Thought this was worth sharing. Cuddeback is offering trailcams that will allow a user to check them all from one camera site. So, instead of the expensive wireless types that need the user to pay for monthly service, only one camera has to be checked. From there, it can access the rest of the cameras being employed.

Don't know the cost of the system, but this is a major breakthrough in technology. Just wish I could find a camera that doesn't melt down in some way before I get my money's worth.

Here's the link:

http://thinkingafield.org/2017/06/cuddeback-offers-remote-access-cuddelink.html


----------



## Double Naught Spy (Mar 1, 2015)

Interesting concept. I like how they completely downplayed the cellularization of game cams as not being a significant change in game cam technology, but then promote their system as being significant.

So, Cuddleback, some of the most expensive game cameras out there, is promoting a less expensive alternative.
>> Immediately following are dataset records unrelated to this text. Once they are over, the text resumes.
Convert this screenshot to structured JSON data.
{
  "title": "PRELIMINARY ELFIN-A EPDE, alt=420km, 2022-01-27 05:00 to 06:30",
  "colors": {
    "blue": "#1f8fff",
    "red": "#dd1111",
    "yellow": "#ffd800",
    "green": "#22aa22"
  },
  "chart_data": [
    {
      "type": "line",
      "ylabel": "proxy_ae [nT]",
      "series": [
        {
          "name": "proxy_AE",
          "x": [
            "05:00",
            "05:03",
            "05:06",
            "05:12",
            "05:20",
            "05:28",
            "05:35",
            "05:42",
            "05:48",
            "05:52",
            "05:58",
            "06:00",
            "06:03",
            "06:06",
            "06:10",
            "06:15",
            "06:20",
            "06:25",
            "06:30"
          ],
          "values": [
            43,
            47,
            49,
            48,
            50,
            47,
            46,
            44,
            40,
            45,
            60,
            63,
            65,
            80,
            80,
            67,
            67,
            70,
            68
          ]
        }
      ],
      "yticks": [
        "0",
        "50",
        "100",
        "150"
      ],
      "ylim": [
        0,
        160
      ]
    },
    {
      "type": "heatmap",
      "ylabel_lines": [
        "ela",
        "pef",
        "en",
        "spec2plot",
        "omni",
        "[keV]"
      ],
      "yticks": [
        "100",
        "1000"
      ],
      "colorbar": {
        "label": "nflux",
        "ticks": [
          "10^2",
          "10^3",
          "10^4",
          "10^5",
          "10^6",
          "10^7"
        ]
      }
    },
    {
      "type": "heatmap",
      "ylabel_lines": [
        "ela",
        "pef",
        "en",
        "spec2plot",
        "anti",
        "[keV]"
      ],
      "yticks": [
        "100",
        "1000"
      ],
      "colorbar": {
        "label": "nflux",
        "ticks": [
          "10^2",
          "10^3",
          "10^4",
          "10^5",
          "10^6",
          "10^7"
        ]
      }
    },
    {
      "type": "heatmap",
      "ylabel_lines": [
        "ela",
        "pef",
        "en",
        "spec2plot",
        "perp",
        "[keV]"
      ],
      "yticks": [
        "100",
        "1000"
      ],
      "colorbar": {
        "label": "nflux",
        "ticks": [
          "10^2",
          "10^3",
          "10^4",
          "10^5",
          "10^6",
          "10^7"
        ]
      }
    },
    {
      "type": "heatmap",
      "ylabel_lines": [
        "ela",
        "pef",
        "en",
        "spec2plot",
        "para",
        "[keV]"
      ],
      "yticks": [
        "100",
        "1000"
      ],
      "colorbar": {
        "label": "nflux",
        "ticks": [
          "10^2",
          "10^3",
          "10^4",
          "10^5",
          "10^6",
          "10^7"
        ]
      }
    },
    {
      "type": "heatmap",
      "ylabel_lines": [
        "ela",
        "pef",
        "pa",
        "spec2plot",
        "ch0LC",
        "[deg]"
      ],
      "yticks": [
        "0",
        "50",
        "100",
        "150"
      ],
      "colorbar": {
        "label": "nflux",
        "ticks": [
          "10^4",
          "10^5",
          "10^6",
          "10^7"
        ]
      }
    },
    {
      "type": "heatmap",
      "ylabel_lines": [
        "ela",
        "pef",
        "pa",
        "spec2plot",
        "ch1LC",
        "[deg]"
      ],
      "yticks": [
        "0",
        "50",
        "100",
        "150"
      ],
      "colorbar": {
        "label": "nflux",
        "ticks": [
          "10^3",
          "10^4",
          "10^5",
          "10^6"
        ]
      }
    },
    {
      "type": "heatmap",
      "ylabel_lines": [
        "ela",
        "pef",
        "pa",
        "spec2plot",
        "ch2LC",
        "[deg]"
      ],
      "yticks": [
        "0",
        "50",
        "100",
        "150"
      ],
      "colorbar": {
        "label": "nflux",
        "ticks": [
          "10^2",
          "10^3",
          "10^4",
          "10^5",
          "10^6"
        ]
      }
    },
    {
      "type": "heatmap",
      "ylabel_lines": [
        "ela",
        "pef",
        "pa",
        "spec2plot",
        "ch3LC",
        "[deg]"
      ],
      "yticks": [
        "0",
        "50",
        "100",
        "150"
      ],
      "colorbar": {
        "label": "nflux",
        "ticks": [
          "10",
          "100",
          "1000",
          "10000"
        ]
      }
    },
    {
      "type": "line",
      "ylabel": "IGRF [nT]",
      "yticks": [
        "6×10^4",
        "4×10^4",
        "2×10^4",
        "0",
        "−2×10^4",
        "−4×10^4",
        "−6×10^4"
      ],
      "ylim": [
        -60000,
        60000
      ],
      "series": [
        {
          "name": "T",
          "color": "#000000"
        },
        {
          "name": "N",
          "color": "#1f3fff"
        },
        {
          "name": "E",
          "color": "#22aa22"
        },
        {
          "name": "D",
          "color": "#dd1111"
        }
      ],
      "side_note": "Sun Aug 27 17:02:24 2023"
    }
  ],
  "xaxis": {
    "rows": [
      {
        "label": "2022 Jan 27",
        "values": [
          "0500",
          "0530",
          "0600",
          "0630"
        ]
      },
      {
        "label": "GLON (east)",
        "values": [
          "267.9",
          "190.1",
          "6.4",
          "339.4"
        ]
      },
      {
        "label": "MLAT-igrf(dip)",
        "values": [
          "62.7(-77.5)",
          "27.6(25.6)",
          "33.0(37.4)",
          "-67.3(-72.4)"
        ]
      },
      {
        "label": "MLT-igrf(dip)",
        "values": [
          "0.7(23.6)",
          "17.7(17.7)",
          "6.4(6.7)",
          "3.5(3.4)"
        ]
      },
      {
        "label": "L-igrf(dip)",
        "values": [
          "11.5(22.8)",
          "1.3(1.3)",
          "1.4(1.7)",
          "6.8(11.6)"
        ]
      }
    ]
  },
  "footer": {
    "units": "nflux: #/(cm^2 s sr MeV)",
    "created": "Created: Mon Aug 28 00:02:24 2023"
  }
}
The concept sounds pretty good, particularly if you are in an area without cellular where cell cams would not work. Of course, you won't be buying just a camera but a camera system. Each cam is going to need to be on solar because it is going to take a lot of power for the cameras to be talking to each other and fowarding images down the line to the 'home' camera.

This won't be an inexpensive system.


----------